Influenza does not cause anthrax, nor is it a predisposing factor for anthrax. The symptoms of influenza may be similar enough with those of anthrax that physicians may have a difficult time differentiating between the two on purely clinical grounds (symptoms and examination). A test, taking only minutes to perform and requiring minimal nasal mucus, can accurately diagnose influenza and differentiate influenza from other diseases, thereby lessening confusion. If patient who has not been in a hot zone presents with flu-like symptoms, they should be treated clinically, as in the past, and the simple laboratory test can be performed, if needed.
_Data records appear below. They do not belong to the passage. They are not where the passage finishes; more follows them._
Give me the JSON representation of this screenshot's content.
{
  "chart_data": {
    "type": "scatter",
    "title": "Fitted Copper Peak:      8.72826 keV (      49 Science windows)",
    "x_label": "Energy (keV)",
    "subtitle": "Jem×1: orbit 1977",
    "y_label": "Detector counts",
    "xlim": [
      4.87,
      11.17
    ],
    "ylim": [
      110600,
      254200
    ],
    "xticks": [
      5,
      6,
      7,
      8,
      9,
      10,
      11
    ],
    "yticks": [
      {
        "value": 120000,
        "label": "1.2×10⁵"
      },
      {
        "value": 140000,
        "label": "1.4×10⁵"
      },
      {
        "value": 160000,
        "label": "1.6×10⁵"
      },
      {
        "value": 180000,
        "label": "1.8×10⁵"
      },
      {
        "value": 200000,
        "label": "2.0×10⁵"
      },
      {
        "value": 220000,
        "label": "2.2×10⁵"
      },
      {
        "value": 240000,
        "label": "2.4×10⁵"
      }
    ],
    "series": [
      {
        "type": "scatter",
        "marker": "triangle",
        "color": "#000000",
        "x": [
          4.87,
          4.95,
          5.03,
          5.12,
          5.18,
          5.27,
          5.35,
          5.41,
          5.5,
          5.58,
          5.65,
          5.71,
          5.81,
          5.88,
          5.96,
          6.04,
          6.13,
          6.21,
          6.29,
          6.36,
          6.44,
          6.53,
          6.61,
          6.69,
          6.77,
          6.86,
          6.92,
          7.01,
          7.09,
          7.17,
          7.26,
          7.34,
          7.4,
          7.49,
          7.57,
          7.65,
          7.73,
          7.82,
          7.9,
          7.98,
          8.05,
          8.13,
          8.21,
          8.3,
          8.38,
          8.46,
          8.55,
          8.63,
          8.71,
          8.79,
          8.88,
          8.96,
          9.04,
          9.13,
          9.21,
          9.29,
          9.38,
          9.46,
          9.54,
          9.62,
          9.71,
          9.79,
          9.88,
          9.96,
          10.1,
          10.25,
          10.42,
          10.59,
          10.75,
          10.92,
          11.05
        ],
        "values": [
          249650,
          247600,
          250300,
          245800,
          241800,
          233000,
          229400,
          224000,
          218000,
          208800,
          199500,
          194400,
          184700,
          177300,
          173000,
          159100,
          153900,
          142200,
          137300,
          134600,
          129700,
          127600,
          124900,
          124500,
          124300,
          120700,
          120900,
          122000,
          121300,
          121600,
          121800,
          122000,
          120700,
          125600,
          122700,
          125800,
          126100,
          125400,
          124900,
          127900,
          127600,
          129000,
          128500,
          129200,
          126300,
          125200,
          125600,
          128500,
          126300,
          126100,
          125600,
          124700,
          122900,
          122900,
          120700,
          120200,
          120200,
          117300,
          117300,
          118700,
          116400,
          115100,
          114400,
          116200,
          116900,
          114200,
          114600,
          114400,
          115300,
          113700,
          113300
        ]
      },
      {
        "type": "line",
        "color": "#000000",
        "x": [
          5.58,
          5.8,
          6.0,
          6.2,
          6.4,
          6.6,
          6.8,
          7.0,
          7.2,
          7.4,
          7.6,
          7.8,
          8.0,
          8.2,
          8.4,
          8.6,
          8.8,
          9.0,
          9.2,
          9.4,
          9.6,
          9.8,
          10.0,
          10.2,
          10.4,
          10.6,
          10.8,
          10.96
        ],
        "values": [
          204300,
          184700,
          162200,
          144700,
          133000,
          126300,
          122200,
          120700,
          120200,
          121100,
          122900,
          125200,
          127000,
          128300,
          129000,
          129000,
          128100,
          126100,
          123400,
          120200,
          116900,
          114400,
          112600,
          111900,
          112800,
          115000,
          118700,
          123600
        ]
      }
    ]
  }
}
Influenza vaccine is manufactured starting in the previous year's influenza outbreak. Typically, a predetermined number of doses is manufactured for the subsequent season depending on the number of doses that was required for the previous season. Those children who must be immunized are those with underlying diseases or conditions that put them at high risk for complications or hospitalization from influenza. Other children do not necessarily need to be immunized.

We must reiterate that the best approach to dealing with these issues is a calm rational analysis of current events with a sound knowledge base in infectious disease behavior. Try not to let media hype and misstatements by politicians stir you into unreasonable actions. We will continue to keep abreast of any developing situations and will advise our patients of any changes in our recommendations.